- Nationality: Belgian
- Born: 29 June 1963 Mol, Belgium
- Died: 22 July 2020 (aged 57) Waalwijk, Netherlands

Motocross career
- Years active: 1984 - 1996
- Teams: Honda
- Wins: 2

= Dirk Geukens =

Belgian motocross racer (1963–2020)

Dirk Geukens (29 June 1963 – 22 July 2020) was a Belgian professional motocross racer. He competed in the Motocross World Championships from 1984 to 1996.

==Motocross career==
Geukens competed in the FIM 250cc Motocross World Championship from 1984 to 1986. He moved up to the 500cc world championship from 1987 to 1996. Riding a Honda motorcycle, Geukens finished 3rd overall behind Eric Geboers and Kurt Nicoll in the 500cc world championship in 1990. He repeated his third place finish in 1991 this time behind Georges Jobé and Jacky Martens. He won 2 Grand Prix races and finished on the podium 8 times. During this period, he also won the Overpelt enduro.
His final race win in the 500cc world championship was on 27 August 1995 at Reutlingen in Germany where he won the final race of the year. That day in Germany was also his final podium where he placed 3rd overall behind Joel Smets and Dietmar Lacher. Guekens also helped the Belgium team to 2nd overall in the 1990 Motocross des Nations at Vimmerby, Sweden and again in 1991 in Holland at Valkenswaard.

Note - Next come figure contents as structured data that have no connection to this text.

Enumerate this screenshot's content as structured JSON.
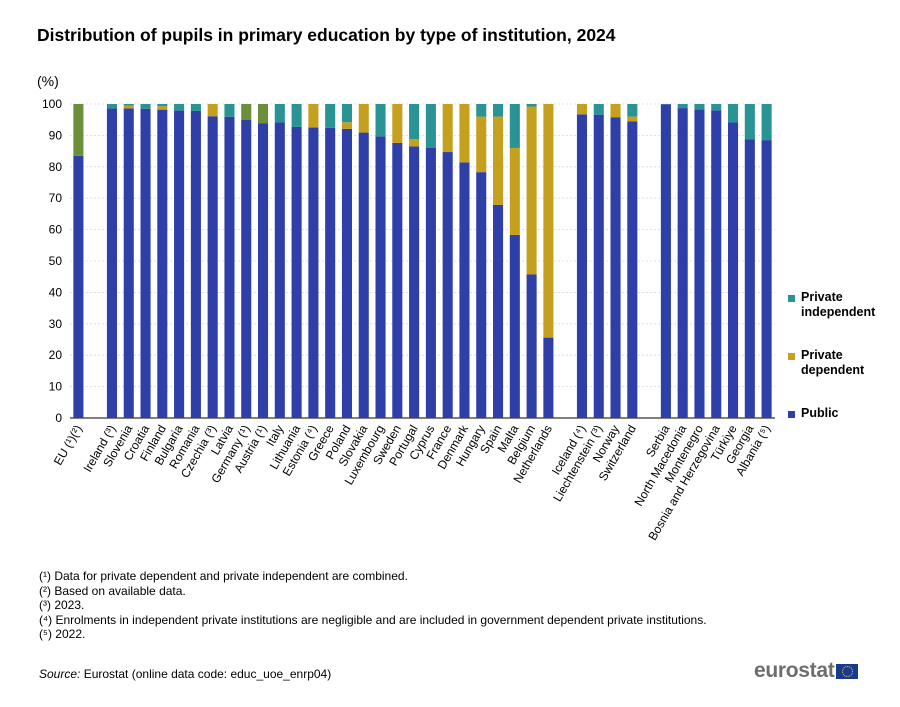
{
  "header": {
    "title": "Distribution of pupils in primary education by type of institution, 2024",
    "unit": "(%)"
  },
  "legend": {
    "items": [
      {
        "label": "Private independent",
        "color": "#2a9393"
      },
      {
        "label": "Private dependent",
        "color": "#c5a01e"
      },
      {
        "label": "Public",
        "color": "#2e3fa8"
      }
    ]
  },
  "footnotes": [
    "(¹) Data for private dependent and private independent are combined.",
    "(²) Based on available data.",
    "(³) 2023.",
    "(⁴) Enrolments in independent private institutions are negligible and are included in government dependent private institutions.",
    "(⁵) 2022."
  ],
  "source": {
    "label": "Source:",
    "text": "Eurostat (online data code: educ_uoe_enrp04)"
  },
  "logo": {
    "text": "eurostat"
  },
  "chart_data": {
    "type": "bar",
    "stacked": true,
    "ylim": [
      0,
      100
    ],
    "yticks": [
      0,
      10,
      20,
      30,
      40,
      50,
      60,
      70,
      80,
      90,
      100
    ],
    "ylabel": "(%)",
    "grid": true,
    "legend_position": "right",
    "combined_color": "#6b8f3a",
    "groups": [
      {
        "categories": [
          "EU (¹)(²)"
        ]
      },
      {
        "categories": [
          "Ireland (³)",
          "Slovenia",
          "Croatia",
          "Finland",
          "Bulgaria",
          "Romania",
          "Czechia (³)",
          "Latvia",
          "Germany (¹)",
          "Austria (¹)",
          "Italy",
          "Lithuania",
          "Estonia (⁴)",
          "Greece",
          "Poland",
          "Slovakia",
          "Luxembourg",
          "Sweden",
          "Portugal",
          "Cyprus",
          "France",
          "Denmark",
          "Hungary",
          "Spain",
          "Malta",
          "Belgium",
          "Netherlands"
        ]
      },
      {
        "categories": [
          "Iceland (⁴)",
          "Liechtenstein (³)",
          "Norway",
          "Switzerland"
        ]
      },
      {
        "categories": [
          "Serbia",
          "North Macedonia",
          "Montenegro",
          "Bosnia and Herzegovina",
          "Türkiye",
          "Georgia",
          "Albania (⁵)"
        ]
      }
    ],
    "categories": [
      "EU (¹)(²)",
      "Ireland (³)",
      "Slovenia",
      "Croatia",
      "Finland",
      "Bulgaria",
      "Romania",
      "Czechia (³)",
      "Latvia",
      "Germany (¹)",
      "Austria (¹)",
      "Italy",
      "Lithuania",
      "Estonia (⁴)",
      "Greece",
      "Poland",
      "Slovakia",
      "Luxembourg",
      "Sweden",
      "Portugal",
      "Cyprus",
      "France",
      "Denmark",
      "Hungary",
      "Spain",
      "Malta",
      "Belgium",
      "Netherlands",
      "Iceland (⁴)",
      "Liechtenstein (³)",
      "Norway",
      "Switzerland",
      "Serbia",
      "North Macedonia",
      "Montenegro",
      "Bosnia and Herzegovina",
      "Türkiye",
      "Georgia",
      "Albania (⁵)"
    ],
    "series": [
      {
        "name": "Public",
        "color": "#2e3fa8",
        "values": [
          83.5,
          98.6,
          98.6,
          98.5,
          98.2,
          97.9,
          97.8,
          96.1,
          95.9,
          94.9,
          93.9,
          94.2,
          92.7,
          92.5,
          92.4,
          92.1,
          90.9,
          89.7,
          87.6,
          86.5,
          86.1,
          84.7,
          81.4,
          78.3,
          67.9,
          58.3,
          45.7,
          25.6,
          96.7,
          96.6,
          95.7,
          94.5,
          99.9,
          98.7,
          98.3,
          98.0,
          94.2,
          88.8,
          88.5
        ]
      },
      {
        "name": "Private dependent",
        "color": "#c5a01e",
        "values": [
          0,
          0,
          0.9,
          0,
          1.1,
          0,
          0,
          3.9,
          0,
          0,
          0,
          0,
          0,
          7.5,
          0,
          2.1,
          9.1,
          0,
          12.4,
          2.3,
          0,
          15.3,
          18.6,
          17.7,
          28.1,
          27.7,
          53.5,
          74.4,
          3.3,
          0,
          4.3,
          1.5,
          0,
          0,
          0,
          0,
          0,
          0,
          0
        ]
      },
      {
        "name": "Private independent",
        "color": "#2a9393",
        "values": [
          0,
          1.4,
          0.5,
          1.5,
          0.7,
          2.1,
          2.2,
          0,
          4.1,
          0,
          0,
          5.8,
          7.3,
          0,
          7.6,
          5.8,
          0,
          10.3,
          0,
          11.2,
          13.9,
          0,
          0,
          4.0,
          4.0,
          14.0,
          0.8,
          0,
          0,
          3.4,
          0,
          4.0,
          0.1,
          1.3,
          1.7,
          2.0,
          5.8,
          11.2,
          11.5
        ]
      },
      {
        "name": "Private (combined)",
        "color": "#6b8f3a",
        "values": [
          16.5,
          0,
          0,
          0,
          0,
          0,
          0,
          0,
          0,
          5.1,
          6.1,
          0,
          0,
          0,
          0,
          0,
          0,
          0,
          0,
          0,
          0,
          0,
          0,
          0,
          0,
          0,
          0,
          0,
          0,
          0,
          0,
          0,
          0,
          0,
          0,
          0,
          0,
          0,
          0
        ]
      }
    ]
  }
}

At the end of his career, he was a rider for "Husaberg Fourstroke Force” team of Joël Smets and Ludo Van Der Veken. He lived in Balen where he was involved with Motorsport Future and trained motocross racer Jago Geerts.

==Death==
In July 2020, Geukens was with his wife and a friendly couple on cycling holiday in the Netherlands. On 22 July after supper he was not feeling well. He died later that evening, aged 57, presumably as a result of heart failure.